November 7, 2014
How to fix Europe? One thing desperately needed is a vision that connects the many issues that have our concern. The perspective of the commons; embracing the idea that some resources such as air and water as well as certain non-material goods are owned by everyone – could be such a vision. Relating to many of the issues people care about today, this perspective points us in a certain direction. It inspires us to manage goods in a way that ensures equitable access, while sustainable and participatory.
Although the last few hundred years of history has mostly seen the enclosure of our physical commons such as the forests people used for their subsistence, recently digital commons have catalyzed the revival of the commons perspective. Digital commoning initiatives have shown how goods can be produced collaboratively, peer-to-peer and community based. They have shown the possibility of another economic model; one not based on private property. Famous examples are free software, Wikipedia and linux. These developments have helped us think about managing other goods such as scientific knowledge, water, and public spaces, as a commons as well.

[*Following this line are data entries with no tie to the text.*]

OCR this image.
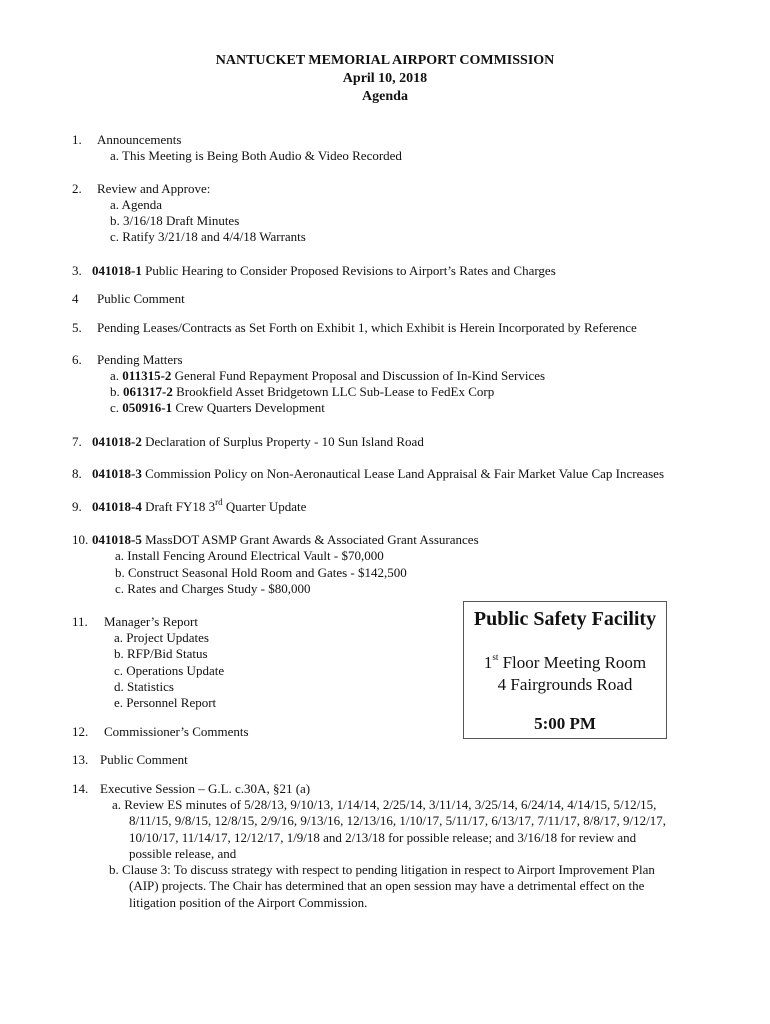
NANTUCKET MEMORIAL AIRPORT COMMISSION
April 10, 2018
Agenda
1. Announcements
a. This Meeting is Being Both Audio & Video Recorded
2. Review and Approve:
a. Agenda
b. 3/16/18 Draft Minutes
c. Ratify 3/21/18 and 4/4/18 Warrants
3. 041018-1 Public Hearing to Consider Proposed Revisions to Airport’s Rates and Charges
4 Public Comment
5. Pending Leases/Contracts as Set Forth on Exhibit 1, which Exhibit is Herein Incorporated by Reference
6. Pending Matters
a. 011315-2 General Fund Repayment Proposal and Discussion of In-Kind Services
b. 061317-2 Brookfield Asset Bridgetown LLC Sub-Lease to FedEx Corp
c. 050916-1 Crew Quarters Development
7. 041018-2 Declaration of Surplus Property - 10 Sun Island Road
8. 041018-3 Commission Policy on Non-Aeronautical Lease Land Appraisal & Fair Market Value Cap Increases
9. 041018-4 Draft FY18 3rd Quarter Update
10. 041018-5 MassDOT ASMP Grant Awards & Associated Grant Assurances
a. Install Fencing Around Electrical Vault - $70,000
b. Construct Seasonal Hold Room and Gates - $142,500
c. Rates and Charges Study - $80,000
11. Manager’s Report
a. Project Updates
b. RFP/Bid Status
c. Operations Update
d. Statistics
e. Personnel Report
12. Commissioner’s Comments
13. Public Comment
14. Executive Session – G.L. c.30A, §21 (a)
a. Review ES minutes of 5/28/13, 9/10/13, 1/14/14, 2/25/14, 3/11/14, 3/25/14, 6/24/14, 4/14/15, 5/12/15,
8/11/15, 9/8/15, 12/8/15, 2/9/16, 9/13/16, 12/13/16, 1/10/17, 5/11/17, 6/13/17, 7/11/17, 8/8/17, 9/12/17,
10/10/17, 11/14/17, 12/12/17, 1/9/18 and 2/13/18 for possible release; and 3/16/18 for review and
possible release, and
b. Clause 3: To discuss strategy with respect to pending litigation in respect to Airport Improvement Plan
(AIP) projects. The Chair has determined that an open session may have a detrimental effect on the
litigation position of the Airport Commission.
Public Safety Facility
1st Floor Meeting Room
4 Fairgrounds Road
5:00 PM
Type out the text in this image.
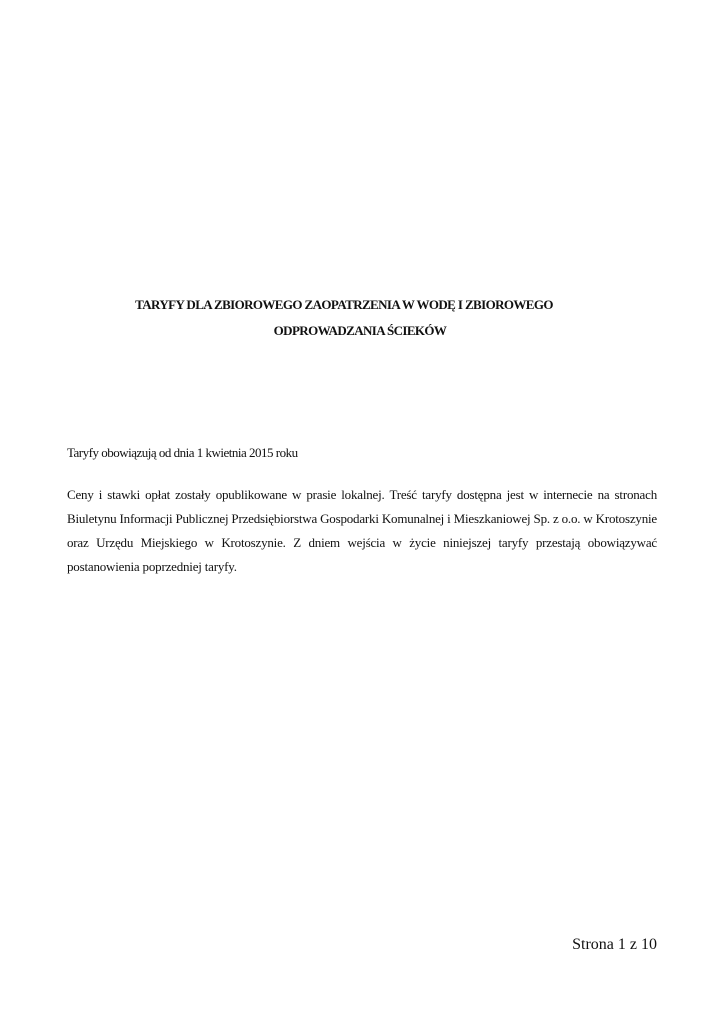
TARYFY DLA ZBIOROWEGO ZAOPATRZENIA W WODĘ I ZBIOROWEGO
ODPROWADZANIA ŚCIEKÓW
Taryfy obowiązują od dnia 1 kwietnia 2015 roku
Ceny i stawki opłat zostały opublikowane w prasie lokalnej. Treść taryfy dostępna jest w internecie na stronach Biuletynu Informacji Publicznej Przedsiębiorstwa Gospodarki Komunalnej i Mieszkaniowej Sp. z o.o. w Krotoszynie oraz Urzędu Miejskiego w Krotoszynie. Z dniem wejścia w życie niniejszej taryfy przestają obowiązywać postanowienia poprzedniej taryfy.
Strona 1 z 10
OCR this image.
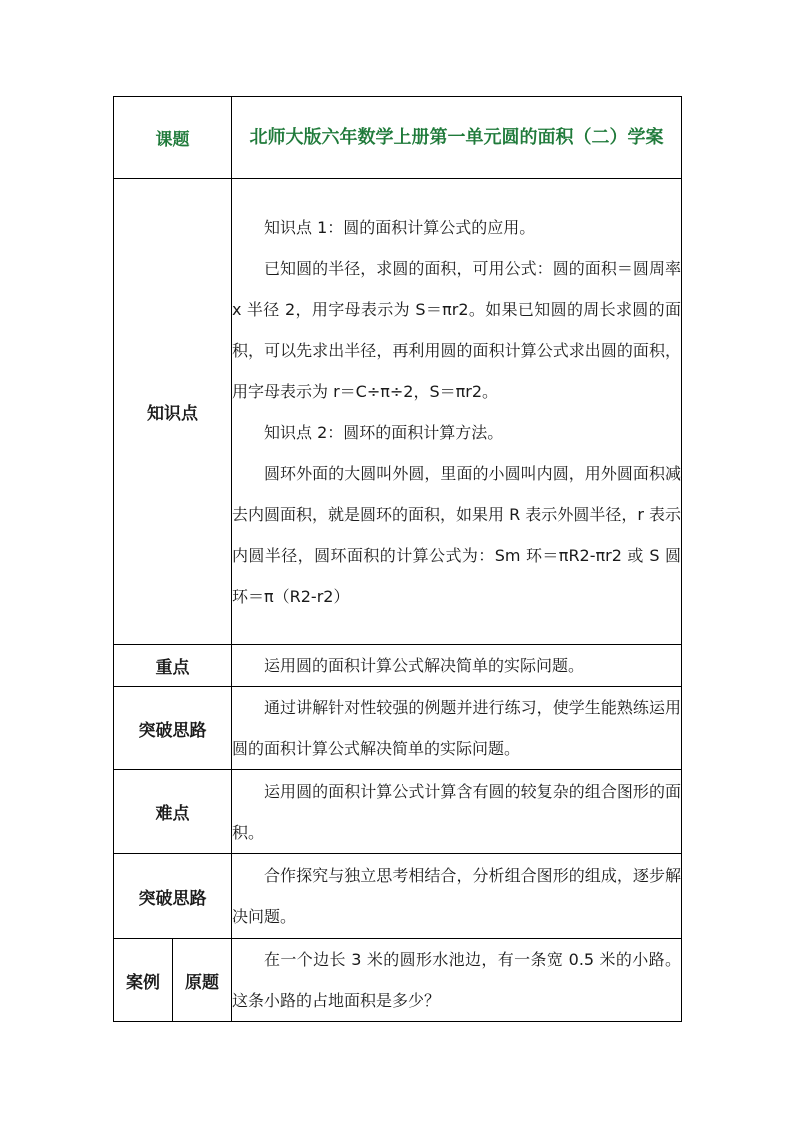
课题		北师大版六年数学上册第一单元圆的面积（二）学案
知识点		知识点 1：圆的面积计算公式的应用。

已知圆的半径，求圆的面积，可用公式：圆的面积＝圆周率 x 半径 2，用字母表示为 S＝πr2。如果已知圆的周长求圆的面积，可以先求出半径，再利用圆的面积计算公式求出圆的面积，用字母表示为 r＝C÷π÷2，S＝πr2。

知识点 2：圆环的面积计算方法。

圆环外面的大圆叫外圆，里面的小圆叫内圆，用外圆面积减去内圆面积，就是圆环的面积，如果用 R 表示外圆半径，r 表示内圆半径，圆环面积的计算公式为：Sm 环＝πR2-πr2 或 S 圆环＝π（R2-r2）

重点		运用圆的面积计算公式解决简单的实际问题。

突破思路		通过讲解针对性较强的例题并进行练习，使学生能熟练运用圆的面积计算公式解决简单的实际问题。

难点		运用圆的面积计算公式计算含有圆的较复杂的组合图形的面积。

突破思路		合作探究与独立思考相结合，分析组合图形的组成，逐步解决问题。

案例	原题	在一个边长 3 米的圆形水池边，有一条宽 0.5 米的小路。这条小路的占地面积是多少？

In some ways the idea of commons is Utopian, but utopian in a good way, as a vision to inspire and to give direction. Not as blueprint for a society to be forced upon everyone. Utopian visions can give direction to smaller projects that are attainable, allowing us to build small utopias: when like-minded people come together around an issue and make it work through a project or political action. This can be on a local level, national, transnational or a European level, and can be many different things. One could think all the initiatives emerging in crisis-affected Europe where one sees a new culture of self-organisation and collective solidarity emerging. Or think of Teatro Valle Occupato in Bologna, Italy; where people started running their local theatre as a commons in order to prevent privatization – the big idea being culture is a common good to be managed as commons. Or campaigns around net-neutrality in the law, on a national and European level, led by the grand idea of a free Internet equitably accessible to all.
The Commons ideal is one utopian vision among others, yet one relevant to many of the fights fought and initiatives taken today by civil society. As an upcoming European political narrative, it is not finalized, and it means different things to different people dependent on their context. Yet the commons perspective can help us connect our struggles, projects and energy across Europe and beyond.